Mele, however, suggested that post-COVID-19, the need for storage space will be underscored by the discretionary renter—the person who simply wants to buy new furniture or other goods. Americans shifted to high consumer mode during the pandemic, with spending growing by 9 percent in 2020, Deloitte reported. From March to November of 2020, spending on durable goods was up by $60 billion compared to the same period of 2019.

Americans’ growing need for storage space is also reflected in the fact that national storage usage has grown from 2 square feet per person 20 years ago to 8 square feet per person today, Braithwaite pointed out. “This upward trajectory should continue with more stores located conveniently to in-fill suburban and urban housing and enhanced amenities and services,” he said.

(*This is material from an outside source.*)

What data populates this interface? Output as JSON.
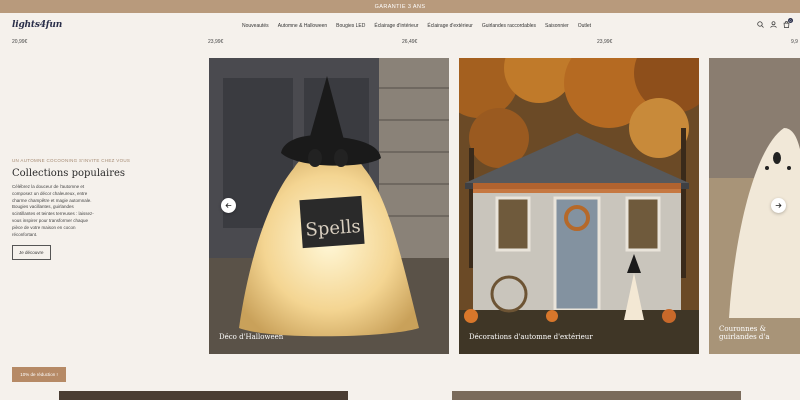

Brad Minsley, Co-Founder, 10 Federal. Image courtesy of 10 Federal
Brad Minsley, Co-Founder, 10 Federal. Image courtesy of 10 Federal

A slowdown in development activity might also help self storage markets maintain momentum and continue rent growth across the country. According to Mele, new construction peaked last year. “While development activity is only down by 15 percent to 20 percent this year, by 2023 it should be down by 40 percent or more,” he said. 

Beyond these, the self storage industry is going to benefit from the accelerated transition to unmanned and autonomous facilities. “Self storage is the only major real estate sector where most stores are still owned by mom-and-pops, instead of institutional owners,” said Brad Minsley, co-founder of 10 Federal.

“Technology is going to represent the key that will allow the institutional operators to start aggregating these smaller stores that have been historically more challenging to operate in an institutional manner,” Minsley concluded.